Thursday, 23 February 2012

Udon vegetable stir fry

Ingredients are to the left as well as a lime and sesame oil. You can barely see the ginger, and the bottles are soy and oyster sauce.

Saute in this order:
sesame oil with ginger
onions
carrot
thyme (stripped from the stem) & cauliflour
red pepper, garlic, lime & bok choi
add sauces
udon noodles, with more oyster sauce on them.


This turned out ok, but was missing something. I put a bit of hot sauce on it but it was still only ok. Maybe a sweet element would work, but I'm loathe to add sugar to anything. It's why my jams always fail to gel. I ate some leftovers for lunch but it still didn't really do it for me. The bok choi was chewy and hard to eat. I'd separate the leaves or cut them in halves or quarters next time. Maybe mustard would have pulled it all together? The vegetables were at a well cooked for my taste but the flavour wasn't there. Suggestions in the comments please.

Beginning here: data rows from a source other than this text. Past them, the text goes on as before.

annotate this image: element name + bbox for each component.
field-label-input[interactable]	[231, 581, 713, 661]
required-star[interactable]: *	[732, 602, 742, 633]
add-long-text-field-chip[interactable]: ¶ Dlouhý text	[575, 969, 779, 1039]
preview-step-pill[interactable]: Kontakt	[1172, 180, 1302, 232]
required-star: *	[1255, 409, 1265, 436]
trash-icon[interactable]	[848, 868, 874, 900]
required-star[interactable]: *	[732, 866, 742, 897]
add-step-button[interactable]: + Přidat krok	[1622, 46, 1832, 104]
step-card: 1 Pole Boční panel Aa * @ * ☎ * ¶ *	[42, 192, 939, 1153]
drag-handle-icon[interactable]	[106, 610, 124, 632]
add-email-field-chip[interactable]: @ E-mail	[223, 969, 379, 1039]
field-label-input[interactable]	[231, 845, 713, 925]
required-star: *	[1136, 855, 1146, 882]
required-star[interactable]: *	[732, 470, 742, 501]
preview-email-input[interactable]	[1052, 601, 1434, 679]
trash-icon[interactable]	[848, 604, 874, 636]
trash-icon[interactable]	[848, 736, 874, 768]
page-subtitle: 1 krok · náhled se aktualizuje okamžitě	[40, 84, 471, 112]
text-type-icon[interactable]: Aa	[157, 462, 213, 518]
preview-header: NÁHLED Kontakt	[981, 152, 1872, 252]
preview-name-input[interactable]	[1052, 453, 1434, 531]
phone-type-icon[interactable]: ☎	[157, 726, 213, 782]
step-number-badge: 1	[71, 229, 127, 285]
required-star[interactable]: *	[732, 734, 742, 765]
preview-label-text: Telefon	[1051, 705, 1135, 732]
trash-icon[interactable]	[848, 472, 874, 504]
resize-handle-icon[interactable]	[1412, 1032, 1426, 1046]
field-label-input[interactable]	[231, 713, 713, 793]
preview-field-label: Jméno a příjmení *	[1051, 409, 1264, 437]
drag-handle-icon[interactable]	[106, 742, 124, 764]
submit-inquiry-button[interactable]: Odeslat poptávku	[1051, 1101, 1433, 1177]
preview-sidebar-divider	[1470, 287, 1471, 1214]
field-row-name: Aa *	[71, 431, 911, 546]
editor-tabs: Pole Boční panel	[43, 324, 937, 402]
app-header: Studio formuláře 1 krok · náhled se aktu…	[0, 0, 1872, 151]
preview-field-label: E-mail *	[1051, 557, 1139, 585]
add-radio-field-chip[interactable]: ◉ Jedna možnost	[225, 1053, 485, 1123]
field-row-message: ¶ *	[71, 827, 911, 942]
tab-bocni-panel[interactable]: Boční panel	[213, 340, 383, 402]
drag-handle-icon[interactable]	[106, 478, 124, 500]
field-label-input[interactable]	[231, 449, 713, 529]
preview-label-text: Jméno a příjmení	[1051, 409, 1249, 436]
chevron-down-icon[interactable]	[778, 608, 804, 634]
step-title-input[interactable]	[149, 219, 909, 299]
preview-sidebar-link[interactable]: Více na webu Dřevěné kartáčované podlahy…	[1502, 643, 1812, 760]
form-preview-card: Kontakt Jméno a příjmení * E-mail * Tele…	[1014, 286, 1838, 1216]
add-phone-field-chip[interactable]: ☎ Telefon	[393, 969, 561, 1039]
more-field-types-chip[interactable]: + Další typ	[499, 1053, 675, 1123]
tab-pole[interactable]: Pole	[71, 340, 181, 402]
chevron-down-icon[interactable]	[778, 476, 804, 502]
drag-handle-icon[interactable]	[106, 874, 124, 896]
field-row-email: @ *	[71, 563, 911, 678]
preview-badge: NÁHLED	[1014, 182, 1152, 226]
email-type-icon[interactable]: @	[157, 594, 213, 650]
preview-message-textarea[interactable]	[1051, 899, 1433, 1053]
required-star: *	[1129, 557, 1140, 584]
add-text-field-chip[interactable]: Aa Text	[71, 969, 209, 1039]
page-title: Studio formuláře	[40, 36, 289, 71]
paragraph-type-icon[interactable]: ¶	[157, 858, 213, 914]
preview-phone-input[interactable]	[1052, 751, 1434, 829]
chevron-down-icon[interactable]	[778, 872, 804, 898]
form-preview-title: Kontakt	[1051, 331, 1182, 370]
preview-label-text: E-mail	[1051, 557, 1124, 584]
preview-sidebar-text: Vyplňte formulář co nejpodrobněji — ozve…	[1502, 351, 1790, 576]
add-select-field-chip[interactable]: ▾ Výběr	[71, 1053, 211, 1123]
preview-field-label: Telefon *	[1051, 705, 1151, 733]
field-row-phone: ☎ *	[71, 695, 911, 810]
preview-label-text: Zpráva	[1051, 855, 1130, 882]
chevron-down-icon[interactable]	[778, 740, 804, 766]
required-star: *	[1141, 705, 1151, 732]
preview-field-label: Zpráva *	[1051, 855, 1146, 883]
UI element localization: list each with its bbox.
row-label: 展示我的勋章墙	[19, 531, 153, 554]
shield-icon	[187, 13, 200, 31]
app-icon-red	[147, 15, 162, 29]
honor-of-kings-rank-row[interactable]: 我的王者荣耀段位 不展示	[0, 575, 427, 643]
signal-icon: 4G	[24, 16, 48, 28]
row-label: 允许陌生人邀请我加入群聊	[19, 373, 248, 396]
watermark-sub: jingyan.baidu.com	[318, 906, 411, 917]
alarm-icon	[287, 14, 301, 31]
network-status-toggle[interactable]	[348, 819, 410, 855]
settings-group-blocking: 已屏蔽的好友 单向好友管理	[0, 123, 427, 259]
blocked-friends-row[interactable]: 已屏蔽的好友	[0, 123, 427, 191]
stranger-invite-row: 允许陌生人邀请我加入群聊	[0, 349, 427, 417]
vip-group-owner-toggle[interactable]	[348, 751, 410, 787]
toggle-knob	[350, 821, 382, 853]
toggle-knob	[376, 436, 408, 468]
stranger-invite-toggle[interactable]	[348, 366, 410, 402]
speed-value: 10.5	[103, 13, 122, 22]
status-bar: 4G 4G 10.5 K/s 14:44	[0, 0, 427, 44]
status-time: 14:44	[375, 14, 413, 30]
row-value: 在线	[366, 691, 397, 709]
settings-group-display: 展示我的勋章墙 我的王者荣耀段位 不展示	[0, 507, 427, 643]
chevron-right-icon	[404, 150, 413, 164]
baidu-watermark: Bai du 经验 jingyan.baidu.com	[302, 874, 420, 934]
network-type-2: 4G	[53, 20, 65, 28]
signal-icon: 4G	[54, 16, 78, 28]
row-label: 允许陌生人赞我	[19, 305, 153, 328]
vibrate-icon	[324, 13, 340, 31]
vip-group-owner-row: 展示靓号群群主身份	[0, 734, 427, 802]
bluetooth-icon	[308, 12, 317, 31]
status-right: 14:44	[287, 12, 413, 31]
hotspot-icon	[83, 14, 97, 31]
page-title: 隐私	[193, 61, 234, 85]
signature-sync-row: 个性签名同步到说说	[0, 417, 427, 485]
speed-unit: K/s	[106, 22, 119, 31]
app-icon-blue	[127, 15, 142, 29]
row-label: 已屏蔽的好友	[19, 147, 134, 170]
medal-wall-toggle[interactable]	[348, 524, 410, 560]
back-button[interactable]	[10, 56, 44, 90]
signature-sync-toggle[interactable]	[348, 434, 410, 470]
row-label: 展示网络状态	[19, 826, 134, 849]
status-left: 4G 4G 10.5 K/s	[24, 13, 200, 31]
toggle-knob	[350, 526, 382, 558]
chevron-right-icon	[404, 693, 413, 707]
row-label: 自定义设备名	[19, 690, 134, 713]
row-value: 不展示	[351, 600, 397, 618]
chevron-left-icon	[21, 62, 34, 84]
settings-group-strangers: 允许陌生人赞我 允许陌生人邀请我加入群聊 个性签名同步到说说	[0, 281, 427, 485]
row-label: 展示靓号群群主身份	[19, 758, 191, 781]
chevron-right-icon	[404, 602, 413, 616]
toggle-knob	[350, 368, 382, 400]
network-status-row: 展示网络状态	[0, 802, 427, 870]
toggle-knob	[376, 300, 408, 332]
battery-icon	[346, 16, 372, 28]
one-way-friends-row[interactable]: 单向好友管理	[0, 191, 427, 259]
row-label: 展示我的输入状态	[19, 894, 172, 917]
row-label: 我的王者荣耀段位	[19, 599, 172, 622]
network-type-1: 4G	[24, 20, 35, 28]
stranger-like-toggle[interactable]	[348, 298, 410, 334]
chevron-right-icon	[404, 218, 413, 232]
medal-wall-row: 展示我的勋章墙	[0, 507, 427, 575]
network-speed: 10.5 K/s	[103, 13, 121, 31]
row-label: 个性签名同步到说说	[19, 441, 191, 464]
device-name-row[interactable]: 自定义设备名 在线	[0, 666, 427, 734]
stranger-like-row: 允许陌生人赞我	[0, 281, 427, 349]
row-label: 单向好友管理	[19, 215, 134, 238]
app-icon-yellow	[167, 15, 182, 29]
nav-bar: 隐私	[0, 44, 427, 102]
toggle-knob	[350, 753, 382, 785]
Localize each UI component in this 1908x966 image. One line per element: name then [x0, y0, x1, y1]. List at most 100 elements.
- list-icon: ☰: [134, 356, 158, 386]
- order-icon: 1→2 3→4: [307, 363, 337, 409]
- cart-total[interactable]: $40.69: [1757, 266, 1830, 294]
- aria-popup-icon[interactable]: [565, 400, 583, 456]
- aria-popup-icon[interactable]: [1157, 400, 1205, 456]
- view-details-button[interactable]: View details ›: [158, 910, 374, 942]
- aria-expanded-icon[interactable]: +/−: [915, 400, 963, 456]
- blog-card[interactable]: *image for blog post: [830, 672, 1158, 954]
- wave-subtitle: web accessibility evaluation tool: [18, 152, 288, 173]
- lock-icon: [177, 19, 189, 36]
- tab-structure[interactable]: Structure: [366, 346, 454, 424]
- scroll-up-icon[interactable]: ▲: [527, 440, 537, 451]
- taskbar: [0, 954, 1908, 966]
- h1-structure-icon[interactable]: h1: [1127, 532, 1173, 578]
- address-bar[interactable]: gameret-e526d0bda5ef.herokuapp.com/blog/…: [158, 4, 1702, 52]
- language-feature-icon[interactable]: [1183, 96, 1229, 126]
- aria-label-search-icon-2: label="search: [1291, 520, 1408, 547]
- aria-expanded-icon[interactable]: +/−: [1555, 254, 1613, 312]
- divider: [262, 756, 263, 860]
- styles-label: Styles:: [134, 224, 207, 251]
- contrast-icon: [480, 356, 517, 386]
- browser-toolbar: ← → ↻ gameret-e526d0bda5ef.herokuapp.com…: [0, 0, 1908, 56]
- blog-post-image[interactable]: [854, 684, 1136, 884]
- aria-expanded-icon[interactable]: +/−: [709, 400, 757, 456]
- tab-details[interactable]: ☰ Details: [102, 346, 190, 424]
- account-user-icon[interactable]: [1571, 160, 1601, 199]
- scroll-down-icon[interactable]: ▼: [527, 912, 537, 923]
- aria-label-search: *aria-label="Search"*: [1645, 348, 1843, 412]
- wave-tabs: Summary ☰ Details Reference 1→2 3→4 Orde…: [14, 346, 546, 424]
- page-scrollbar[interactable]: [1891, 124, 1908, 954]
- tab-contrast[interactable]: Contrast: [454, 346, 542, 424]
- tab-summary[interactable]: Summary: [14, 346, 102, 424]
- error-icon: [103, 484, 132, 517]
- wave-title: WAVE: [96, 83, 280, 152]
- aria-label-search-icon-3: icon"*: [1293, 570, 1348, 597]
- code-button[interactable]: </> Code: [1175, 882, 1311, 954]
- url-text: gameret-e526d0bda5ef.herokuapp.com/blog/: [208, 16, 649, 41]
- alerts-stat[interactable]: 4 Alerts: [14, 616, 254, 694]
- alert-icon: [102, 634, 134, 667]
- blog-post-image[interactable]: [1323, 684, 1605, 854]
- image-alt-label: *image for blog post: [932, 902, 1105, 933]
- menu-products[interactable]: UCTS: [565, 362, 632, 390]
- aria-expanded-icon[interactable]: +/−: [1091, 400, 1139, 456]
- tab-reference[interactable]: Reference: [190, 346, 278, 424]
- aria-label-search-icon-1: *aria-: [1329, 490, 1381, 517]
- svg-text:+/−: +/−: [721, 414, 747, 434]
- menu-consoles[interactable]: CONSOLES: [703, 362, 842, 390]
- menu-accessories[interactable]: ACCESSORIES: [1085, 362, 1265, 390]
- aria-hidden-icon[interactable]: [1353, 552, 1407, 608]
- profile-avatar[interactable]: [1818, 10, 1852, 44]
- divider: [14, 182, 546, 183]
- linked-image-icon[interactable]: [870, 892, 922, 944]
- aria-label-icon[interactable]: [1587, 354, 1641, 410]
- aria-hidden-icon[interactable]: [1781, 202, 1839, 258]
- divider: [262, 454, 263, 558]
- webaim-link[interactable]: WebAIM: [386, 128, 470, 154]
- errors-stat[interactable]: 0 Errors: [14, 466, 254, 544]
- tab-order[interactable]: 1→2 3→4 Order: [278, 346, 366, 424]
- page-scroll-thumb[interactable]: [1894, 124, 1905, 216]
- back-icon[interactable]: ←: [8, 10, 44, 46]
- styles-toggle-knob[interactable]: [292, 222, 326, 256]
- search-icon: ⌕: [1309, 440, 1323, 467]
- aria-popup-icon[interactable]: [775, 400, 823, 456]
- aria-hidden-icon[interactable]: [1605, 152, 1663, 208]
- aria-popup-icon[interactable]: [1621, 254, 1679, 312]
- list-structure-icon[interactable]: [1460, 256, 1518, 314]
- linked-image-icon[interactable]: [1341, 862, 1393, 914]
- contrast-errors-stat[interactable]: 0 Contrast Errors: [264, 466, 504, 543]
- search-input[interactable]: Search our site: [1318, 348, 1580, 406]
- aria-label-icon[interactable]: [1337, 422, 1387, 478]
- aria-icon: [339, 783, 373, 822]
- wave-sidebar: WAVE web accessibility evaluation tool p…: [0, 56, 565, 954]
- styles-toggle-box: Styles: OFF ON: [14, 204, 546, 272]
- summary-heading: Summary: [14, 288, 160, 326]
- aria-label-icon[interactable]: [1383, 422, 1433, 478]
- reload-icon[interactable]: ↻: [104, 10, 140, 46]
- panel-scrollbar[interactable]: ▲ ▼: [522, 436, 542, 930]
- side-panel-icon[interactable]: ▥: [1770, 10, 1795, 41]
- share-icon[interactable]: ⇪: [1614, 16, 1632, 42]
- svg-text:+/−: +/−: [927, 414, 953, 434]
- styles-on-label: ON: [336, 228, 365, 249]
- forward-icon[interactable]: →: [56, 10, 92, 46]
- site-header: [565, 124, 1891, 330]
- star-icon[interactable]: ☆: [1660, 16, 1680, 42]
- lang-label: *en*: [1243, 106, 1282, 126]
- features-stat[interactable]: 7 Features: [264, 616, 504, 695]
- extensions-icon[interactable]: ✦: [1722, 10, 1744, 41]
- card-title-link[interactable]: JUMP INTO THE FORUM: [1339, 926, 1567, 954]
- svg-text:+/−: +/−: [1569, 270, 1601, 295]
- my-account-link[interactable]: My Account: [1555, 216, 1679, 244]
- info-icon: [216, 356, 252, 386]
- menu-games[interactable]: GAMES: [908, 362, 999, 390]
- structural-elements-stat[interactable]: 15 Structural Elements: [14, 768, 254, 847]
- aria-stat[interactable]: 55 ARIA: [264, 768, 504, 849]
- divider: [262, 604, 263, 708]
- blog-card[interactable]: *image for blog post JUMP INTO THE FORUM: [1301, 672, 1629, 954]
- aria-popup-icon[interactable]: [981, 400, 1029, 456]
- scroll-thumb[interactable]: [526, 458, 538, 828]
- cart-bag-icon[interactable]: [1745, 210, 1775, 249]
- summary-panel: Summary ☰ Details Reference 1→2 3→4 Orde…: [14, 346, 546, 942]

*Update* I added a bit of orange zest and Arbol peppers to the leftovers. It was tastier than before and quite enjoyable. My beard liked it too, catching a rather large slice of carrot to save for later.

3 comments:

Joanne said...

Rice vinegar? Chili oil? Sake? Just throwing some ideas out there...

Sam Zen said...

Another friend recommended orange zest and possibly juice. I think that and more spice (chili oil perhaps) would have made it work. Sake couldn't hurt ;)

Joanne said...

More spice is always good. I'm a fan of spicy food.